BKN Arahkan Pengelolaan Data Jabatan Fungsional Cukup dengan ASN Digital

| Rabu, 24 Juni 2026 | 02.44 WIB

Bagikan:

 

Bernasindonesia.com - Dengan jumlah 6,7 juta ASN saat ini yang didominasi 57% di antaranya merupakan pemangku jabatan fungsional, Badan Kepegawaian Negara (BKN) mengundang para instansi pembina JF untuk menyelaraskan mekanisme pengelolaan data JF di sistem berbagi pakai BKN bersama seluruh instansi – ASN Digital. Pertemuan ini dilakukan melalui Sosialisasi Layanan Manajemen Jabatan Fungsional dan Penyelarasan Data Jabatan Fungsional yang digelar pada Selasa (23/06/2026), bertempat di Kantor Pusat BKN, Jakarta. Sosialisasi ini ditujukan sebagai bagian dari upaya BKN memastikan satu data ASN yang valid sesuai dengan mandat UU terkait peran BKN dalam pengelolaan data ASN Indonesia.

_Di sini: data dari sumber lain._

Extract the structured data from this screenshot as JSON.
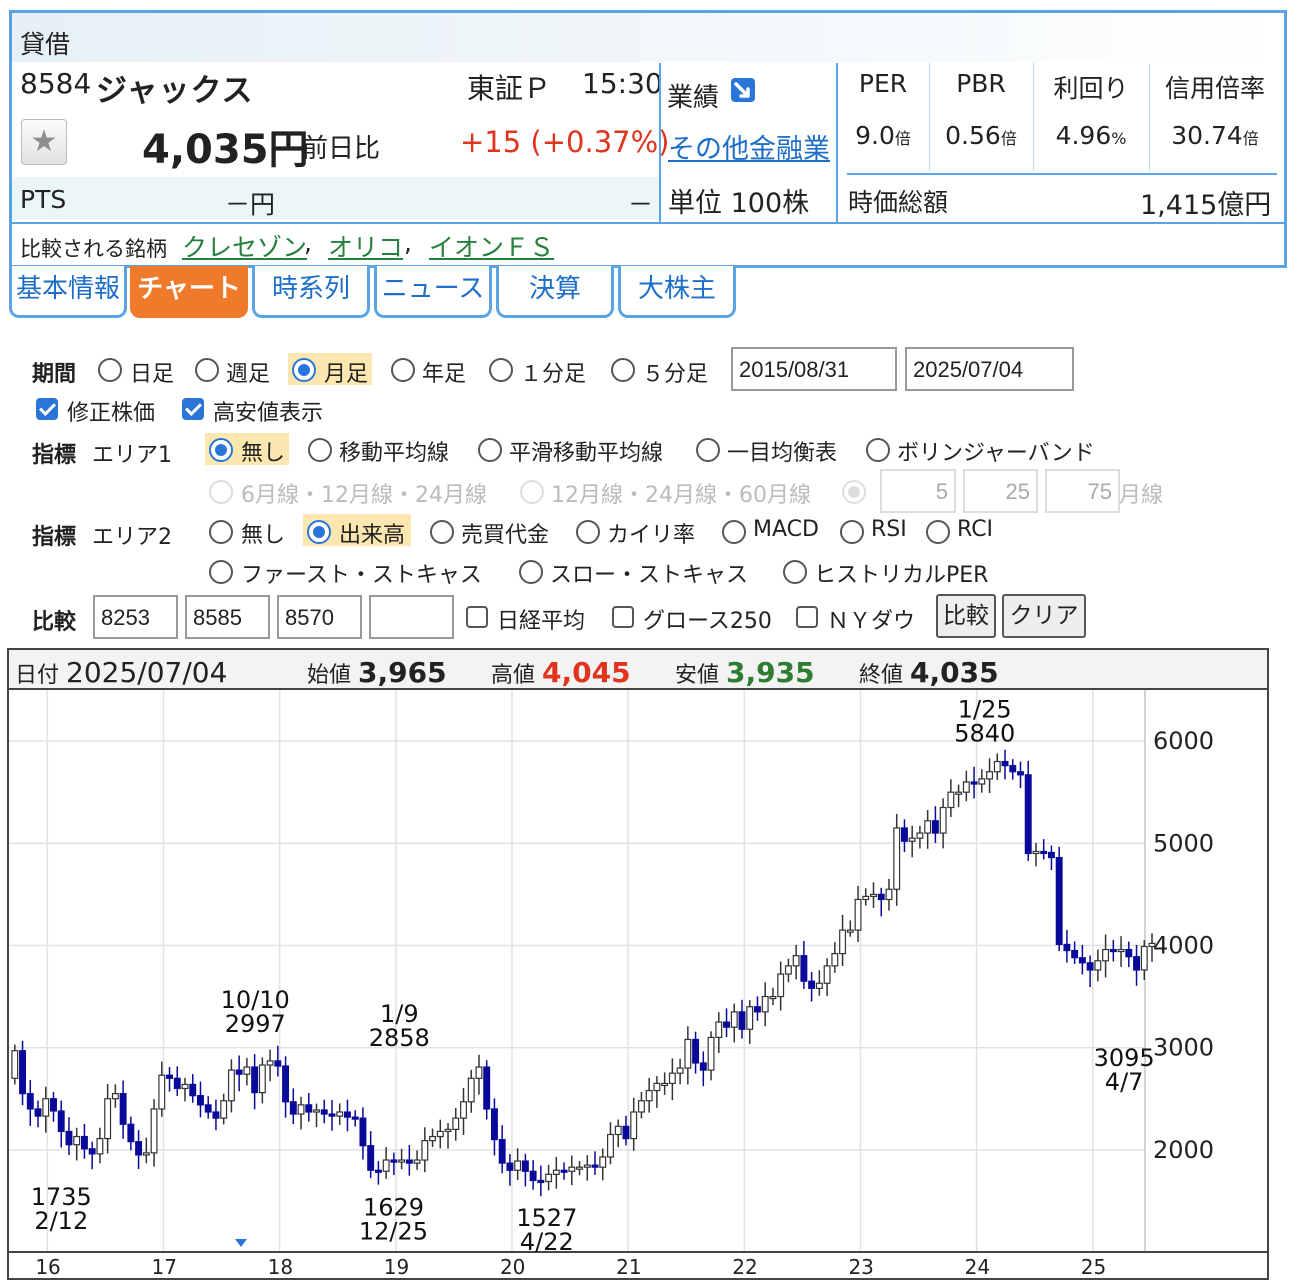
{
  "stock": {
    "badge": "貸借",
    "code": "8584",
    "name": "ジャックス",
    "market": "東証Ｐ",
    "time": "15:30",
    "price": "4,035円",
    "change_label": "前日比",
    "change": "+15 (+0.37%)",
    "pts_label": "PTS",
    "pts_price": "－円",
    "pts_change": "－",
    "perf_label": "業績",
    "sector": "その他金融業",
    "unit": "単位 100株",
    "metrics": [
      {
        "label": "PER",
        "value": "9.0",
        "unit": "倍"
      },
      {
        "label": "PBR",
        "value": "0.56",
        "unit": "倍"
      },
      {
        "label": "利回り",
        "value": "4.96",
        "unit": "%"
      },
      {
        "label": "信用倍率",
        "value": "30.74",
        "unit": "倍"
      }
    ],
    "market_cap_label": "時価総額",
    "market_cap": "1,415億円",
    "compare_label": "比較される銘柄",
    "compare": [
      "クレセゾン",
      "オリコ",
      "イオンＦＳ"
    ],
    "compare_sep": ","
  },
  "tabs": [
    "基本情報",
    "チャート",
    "時系列",
    "ニュース",
    "決算",
    "大株主"
  ],
  "active_tab": "チャート",
  "period": {
    "label": "期間",
    "options": [
      "日足",
      "週足",
      "月足",
      "年足",
      "１分足",
      "５分足"
    ],
    "selected": "月足",
    "from": "2015/08/31",
    "to": "2025/07/04"
  },
  "checks": [
    {
      "label": "修正株価",
      "checked": true
    },
    {
      "label": "高安値表示",
      "checked": true
    }
  ],
  "area1": {
    "label": "指標",
    "sublabel": "エリア1",
    "options": [
      "無し",
      "移動平均線",
      "平滑移動平均線",
      "一目均衡表",
      "ボリンジャーバンド"
    ],
    "selected": "無し",
    "ma_options": [
      "6月線・12月線・24月線",
      "12月線・24月線・60月線"
    ],
    "custom": [
      "5",
      "25",
      "75"
    ],
    "custom_suffix": "月線"
  },
  "area2": {
    "label": "指標",
    "sublabel": "エリア2",
    "options": [
      "無し",
      "出来高",
      "売買代金",
      "カイリ率",
      "MACD",
      "RSI",
      "RCI",
      "ファースト・ストキャス",
      "スロー・ストキャス",
      "ヒストリカルPER"
    ],
    "selected": "出来高"
  },
  "compare_ctl": {
    "label": "比較",
    "codes": [
      "8253",
      "8585",
      "8570",
      ""
    ],
    "indexes": [
      "日経平均",
      "グロース250",
      "ＮＹダウ"
    ],
    "compare_button": "比較",
    "clear_button": "クリア"
  },
  "chart_info": {
    "date_label": "日付",
    "date": "2025/07/04",
    "open_label": "始値",
    "open": "3,965",
    "high_label": "高値",
    "high": "4,045",
    "low_label": "安値",
    "low": "3,935",
    "close_label": "終値",
    "close": "4,035"
  },
  "colors": {
    "accent": "#5aa4e6",
    "active_tab": "#f07a2b",
    "up": "#e0341f",
    "down_text": "#2e7d32",
    "bear_candle": "#0a0a9a",
    "link": "#1d6ec9",
    "peer_link": "#25803d"
  },
  "chart_data": {
    "type": "candlestick",
    "title": "",
    "xlabel": "",
    "ylabel": "",
    "x_ticks": [
      "16",
      "17",
      "18",
      "19",
      "20",
      "21",
      "22",
      "23",
      "24",
      "25"
    ],
    "y_ticks": [
      2000,
      3000,
      4000,
      5000,
      6000
    ],
    "ylim": [
      1000,
      6500
    ],
    "x_range": [
      2015.67,
      2026.5
    ],
    "annotations": [
      {
        "date": "2/12",
        "value": "1735",
        "x": 2016.12,
        "y": 1735,
        "pos": "below"
      },
      {
        "date": "10/10",
        "value": "2997",
        "x": 2017.79,
        "y": 2997,
        "pos": "above"
      },
      {
        "date": "12/25",
        "value": "1629",
        "x": 2018.98,
        "y": 1629,
        "pos": "below"
      },
      {
        "date": "1/9",
        "value": "2858",
        "x": 2019.03,
        "y": 2858,
        "pos": "above"
      },
      {
        "date": "4/22",
        "value": "1527",
        "x": 2020.3,
        "y": 1527,
        "pos": "below"
      },
      {
        "date": "1/25",
        "value": "5840",
        "x": 2024.07,
        "y": 5840,
        "pos": "above"
      },
      {
        "date": "4/7",
        "value": "3095",
        "x": 2025.27,
        "y": 3095,
        "pos": "below"
      }
    ],
    "series": [
      {
        "close": [
          2970,
          2550,
          2400,
          2330,
          2500,
          2380,
          2180,
          2050,
          2130,
          2010,
          1960,
          2110,
          2500,
          2550,
          2250,
          2080,
          1950,
          1970,
          2400,
          2730,
          2700,
          2600,
          2640,
          2530,
          2440,
          2370,
          2310,
          2480,
          2780,
          2740,
          2810,
          2560,
          2830,
          2870,
          2820,
          2470,
          2350,
          2440,
          2370,
          2390,
          2350,
          2330,
          2370,
          2320,
          2310,
          2040,
          1800,
          1790,
          1900,
          1880,
          1900,
          1870,
          1900,
          2090,
          2130,
          2180,
          2200,
          2310,
          2470,
          2700,
          2810,
          2400,
          2100,
          1870,
          1800,
          1890,
          1790,
          1700,
          1690,
          1760,
          1800,
          1790,
          1830,
          1830,
          1850,
          1830,
          1930,
          2150,
          2230,
          2110,
          2370,
          2480,
          2580,
          2650,
          2650,
          2750,
          2800,
          3080,
          2850,
          2780,
          3100,
          3250,
          3200,
          3350,
          3180,
          3400,
          3350,
          3500,
          3500,
          3720,
          3800,
          3900,
          3650,
          3580,
          3630,
          3800,
          3920,
          4150,
          4150,
          4450,
          4480,
          4500,
          4450,
          4550,
          5150,
          5020,
          5050,
          5100,
          5220,
          5100,
          5350,
          5500,
          5500,
          5600,
          5580,
          5630,
          5700,
          5800,
          5760,
          5700,
          5670,
          4900,
          4920,
          4910,
          4860,
          4010,
          3950,
          3880,
          3830,
          3760,
          3850,
          3960,
          3950,
          3960,
          3890,
          3760,
          3990,
          4020
        ]
      }
    ]
  }
}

Dalam sosialisasi tersebut, Deputi Bidang Sistem Informasi dan Digitalisasi Manajemen ASN, Jumiati, menyampaikan arahan strategis terkait urgensi data kategori JF. Hal ini menurutnya tidak terlepas dari persentase JF yang mendominasi jabatan ASN saat ini. “Oleh karena itu, data jabatan fungsional tidak bisa dilihat sekadar data administratif, melainkan faktor penting dalam pengelolaan manajemen ASN, mulai dari perencanaan kebutuhan hingga pengambilan kebijakan tingkat nasional. Data yang berkualitas akan menghasilkan kebijakan yang berkualitas pula,” tegas Jumiati.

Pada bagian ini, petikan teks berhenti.